The newspapers have been very full of risque images from the 13th International London Tattoo Convention . It’s a huge event, tattoos cover any number of different body types, body parts and genders and there seems no end to the diversity of imagery or culture. The common factor remains ukiyo-e… particularly the drawing of Hokusai and Kuniyoshi which imbues nearly every subject and genre.
Of course, regular readers will know that it was Hokusai who re-invented the stories of the Water Margin, the great medieval tales of Chinese heroes, holed up in the marshes… (the mythical, liminal spaces between fact and fiction) when he illustrated the translated edition of the novels in the 1810’s.

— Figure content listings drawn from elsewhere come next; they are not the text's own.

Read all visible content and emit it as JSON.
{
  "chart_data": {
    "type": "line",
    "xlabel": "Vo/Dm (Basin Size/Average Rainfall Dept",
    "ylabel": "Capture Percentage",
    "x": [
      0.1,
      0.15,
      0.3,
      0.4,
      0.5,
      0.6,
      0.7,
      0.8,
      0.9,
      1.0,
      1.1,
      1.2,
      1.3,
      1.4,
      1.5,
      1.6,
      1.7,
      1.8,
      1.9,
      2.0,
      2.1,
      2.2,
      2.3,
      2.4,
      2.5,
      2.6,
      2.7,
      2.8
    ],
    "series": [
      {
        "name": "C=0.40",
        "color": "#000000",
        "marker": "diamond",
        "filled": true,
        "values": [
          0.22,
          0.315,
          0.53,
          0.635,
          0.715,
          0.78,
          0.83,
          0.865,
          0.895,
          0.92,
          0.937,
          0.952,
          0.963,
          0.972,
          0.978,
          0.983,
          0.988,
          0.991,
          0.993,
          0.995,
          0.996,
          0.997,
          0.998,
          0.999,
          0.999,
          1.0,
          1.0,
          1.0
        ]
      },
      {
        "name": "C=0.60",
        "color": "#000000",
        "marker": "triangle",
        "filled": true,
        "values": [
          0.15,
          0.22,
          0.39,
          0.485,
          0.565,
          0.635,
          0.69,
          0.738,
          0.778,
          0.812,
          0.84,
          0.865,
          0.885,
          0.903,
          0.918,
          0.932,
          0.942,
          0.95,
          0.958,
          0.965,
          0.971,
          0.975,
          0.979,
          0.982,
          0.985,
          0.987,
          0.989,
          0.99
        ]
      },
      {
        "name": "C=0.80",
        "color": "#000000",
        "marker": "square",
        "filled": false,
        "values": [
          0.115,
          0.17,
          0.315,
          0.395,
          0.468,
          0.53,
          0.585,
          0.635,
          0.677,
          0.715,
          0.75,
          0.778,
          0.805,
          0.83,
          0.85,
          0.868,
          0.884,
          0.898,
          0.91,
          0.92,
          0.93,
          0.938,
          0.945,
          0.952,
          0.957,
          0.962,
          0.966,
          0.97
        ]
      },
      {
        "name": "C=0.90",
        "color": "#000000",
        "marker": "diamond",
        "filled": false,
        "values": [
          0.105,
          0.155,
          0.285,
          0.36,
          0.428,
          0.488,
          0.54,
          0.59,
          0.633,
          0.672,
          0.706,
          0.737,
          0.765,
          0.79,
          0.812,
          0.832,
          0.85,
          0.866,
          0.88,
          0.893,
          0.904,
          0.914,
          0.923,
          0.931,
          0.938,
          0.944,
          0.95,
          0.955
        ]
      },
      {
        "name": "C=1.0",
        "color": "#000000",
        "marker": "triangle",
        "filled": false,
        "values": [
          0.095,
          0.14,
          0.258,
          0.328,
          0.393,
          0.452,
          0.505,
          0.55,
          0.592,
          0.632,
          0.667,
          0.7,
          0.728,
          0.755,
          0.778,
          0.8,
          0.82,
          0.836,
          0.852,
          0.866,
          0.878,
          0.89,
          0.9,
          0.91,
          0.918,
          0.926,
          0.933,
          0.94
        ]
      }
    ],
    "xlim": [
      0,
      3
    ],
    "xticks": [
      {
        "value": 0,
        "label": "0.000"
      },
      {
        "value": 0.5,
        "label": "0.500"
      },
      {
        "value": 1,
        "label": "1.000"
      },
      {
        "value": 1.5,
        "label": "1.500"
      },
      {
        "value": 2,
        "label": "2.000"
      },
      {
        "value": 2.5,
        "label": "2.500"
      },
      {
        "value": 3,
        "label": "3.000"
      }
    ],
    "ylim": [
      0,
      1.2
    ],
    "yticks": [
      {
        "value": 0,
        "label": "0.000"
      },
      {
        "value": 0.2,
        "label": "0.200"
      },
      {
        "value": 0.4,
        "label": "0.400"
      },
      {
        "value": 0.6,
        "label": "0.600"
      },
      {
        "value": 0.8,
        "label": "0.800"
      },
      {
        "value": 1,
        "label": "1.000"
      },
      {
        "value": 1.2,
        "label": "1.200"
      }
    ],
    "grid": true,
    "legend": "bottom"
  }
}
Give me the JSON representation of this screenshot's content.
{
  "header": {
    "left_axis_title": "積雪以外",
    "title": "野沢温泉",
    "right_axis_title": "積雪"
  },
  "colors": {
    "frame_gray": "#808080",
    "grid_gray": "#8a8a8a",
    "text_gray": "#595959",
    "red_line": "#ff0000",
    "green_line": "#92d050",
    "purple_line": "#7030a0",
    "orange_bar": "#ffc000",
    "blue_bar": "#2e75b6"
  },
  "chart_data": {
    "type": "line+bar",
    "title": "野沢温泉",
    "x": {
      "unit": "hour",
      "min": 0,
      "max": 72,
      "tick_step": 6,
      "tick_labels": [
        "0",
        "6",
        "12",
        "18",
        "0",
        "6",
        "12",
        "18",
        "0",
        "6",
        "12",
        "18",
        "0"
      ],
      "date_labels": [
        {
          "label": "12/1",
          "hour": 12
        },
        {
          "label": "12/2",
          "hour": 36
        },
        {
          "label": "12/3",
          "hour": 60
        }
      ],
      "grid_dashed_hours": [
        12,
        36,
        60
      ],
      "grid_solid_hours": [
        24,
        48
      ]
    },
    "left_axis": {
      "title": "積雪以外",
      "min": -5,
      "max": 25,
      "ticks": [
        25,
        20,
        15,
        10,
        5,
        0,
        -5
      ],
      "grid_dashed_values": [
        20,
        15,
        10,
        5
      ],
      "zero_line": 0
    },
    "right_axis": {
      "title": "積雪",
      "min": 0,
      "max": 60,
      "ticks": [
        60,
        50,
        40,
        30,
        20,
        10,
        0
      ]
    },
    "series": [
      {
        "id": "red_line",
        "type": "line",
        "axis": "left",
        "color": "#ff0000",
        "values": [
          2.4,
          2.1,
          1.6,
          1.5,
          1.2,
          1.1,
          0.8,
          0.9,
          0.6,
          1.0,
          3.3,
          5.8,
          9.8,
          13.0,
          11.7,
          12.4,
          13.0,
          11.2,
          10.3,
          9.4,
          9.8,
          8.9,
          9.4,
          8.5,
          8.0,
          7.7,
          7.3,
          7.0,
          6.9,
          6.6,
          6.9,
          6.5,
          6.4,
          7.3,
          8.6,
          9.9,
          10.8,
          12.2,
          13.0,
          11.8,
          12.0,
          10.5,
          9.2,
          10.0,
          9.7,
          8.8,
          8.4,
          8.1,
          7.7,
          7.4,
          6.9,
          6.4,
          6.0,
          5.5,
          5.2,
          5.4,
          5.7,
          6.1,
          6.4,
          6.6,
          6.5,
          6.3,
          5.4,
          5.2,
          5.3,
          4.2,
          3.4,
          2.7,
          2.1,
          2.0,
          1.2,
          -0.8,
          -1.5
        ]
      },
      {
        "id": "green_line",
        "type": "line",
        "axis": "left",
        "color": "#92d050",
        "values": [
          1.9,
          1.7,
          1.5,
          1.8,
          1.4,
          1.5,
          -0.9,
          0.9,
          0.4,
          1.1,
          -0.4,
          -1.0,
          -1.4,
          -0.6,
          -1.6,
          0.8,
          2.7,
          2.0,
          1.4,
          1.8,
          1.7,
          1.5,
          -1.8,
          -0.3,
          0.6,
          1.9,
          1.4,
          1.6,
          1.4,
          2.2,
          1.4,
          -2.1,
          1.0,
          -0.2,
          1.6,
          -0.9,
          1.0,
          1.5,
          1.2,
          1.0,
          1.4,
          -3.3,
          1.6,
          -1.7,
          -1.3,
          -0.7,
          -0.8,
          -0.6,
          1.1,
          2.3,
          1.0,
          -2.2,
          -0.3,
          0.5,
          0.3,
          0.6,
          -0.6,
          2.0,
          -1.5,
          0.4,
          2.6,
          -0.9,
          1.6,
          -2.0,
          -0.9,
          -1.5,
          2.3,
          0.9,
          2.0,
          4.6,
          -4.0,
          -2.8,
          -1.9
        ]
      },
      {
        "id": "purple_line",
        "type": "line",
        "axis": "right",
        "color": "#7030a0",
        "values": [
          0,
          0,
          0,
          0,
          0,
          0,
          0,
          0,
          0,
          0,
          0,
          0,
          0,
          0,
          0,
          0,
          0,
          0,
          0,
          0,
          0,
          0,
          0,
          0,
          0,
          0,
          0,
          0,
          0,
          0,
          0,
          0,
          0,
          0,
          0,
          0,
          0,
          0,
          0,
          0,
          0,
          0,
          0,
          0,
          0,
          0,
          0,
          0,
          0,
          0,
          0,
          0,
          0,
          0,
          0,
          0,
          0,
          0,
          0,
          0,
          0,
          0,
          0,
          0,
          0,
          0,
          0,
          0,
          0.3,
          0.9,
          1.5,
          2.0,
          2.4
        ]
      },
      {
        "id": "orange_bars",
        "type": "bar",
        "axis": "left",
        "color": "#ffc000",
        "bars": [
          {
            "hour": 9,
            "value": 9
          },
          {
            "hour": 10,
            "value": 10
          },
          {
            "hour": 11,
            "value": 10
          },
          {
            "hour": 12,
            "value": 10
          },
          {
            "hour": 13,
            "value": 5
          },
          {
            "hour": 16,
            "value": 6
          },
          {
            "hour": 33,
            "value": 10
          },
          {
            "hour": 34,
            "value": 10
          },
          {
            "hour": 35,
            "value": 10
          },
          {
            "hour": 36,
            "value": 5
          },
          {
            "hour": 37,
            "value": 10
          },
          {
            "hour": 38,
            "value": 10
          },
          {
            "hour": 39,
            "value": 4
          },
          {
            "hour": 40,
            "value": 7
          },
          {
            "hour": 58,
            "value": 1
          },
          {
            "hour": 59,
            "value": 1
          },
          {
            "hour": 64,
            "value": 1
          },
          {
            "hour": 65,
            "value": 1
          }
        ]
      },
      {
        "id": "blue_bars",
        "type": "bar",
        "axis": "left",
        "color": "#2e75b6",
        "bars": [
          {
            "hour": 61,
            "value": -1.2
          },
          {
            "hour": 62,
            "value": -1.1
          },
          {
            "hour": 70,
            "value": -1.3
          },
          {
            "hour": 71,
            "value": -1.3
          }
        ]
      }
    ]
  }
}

His illustrations invented the muscle-bound, terrifying warriors, decorated head to toe with writhing tattoos. Hokusai‘s pictures were only small black and white illustrations, nevertheless they inspired Kunisada to make colour prints in the early 1820’s on the same subject and that in turn prompted Kuniyoshi to copy these and enlarge upon them, eventually publishing his own Hokusai and Kunisada inspired series of Suikoden warriors. It is these single sheet full colour, bravura pieces that inspire the drawing and shapes of modern full body or sleeve tattoos.
I expect that this debt to ukiyo-e is well known in the circles of tattoo afficionados and indeed, many of the images at the recent fair were directly taken from well known Kuniyoshi prints. Outside of those circles, I am sure that as in so many areas, the debt that the modern world owes to the design genius of ‘pre-modern’ Japan goes unrecognised.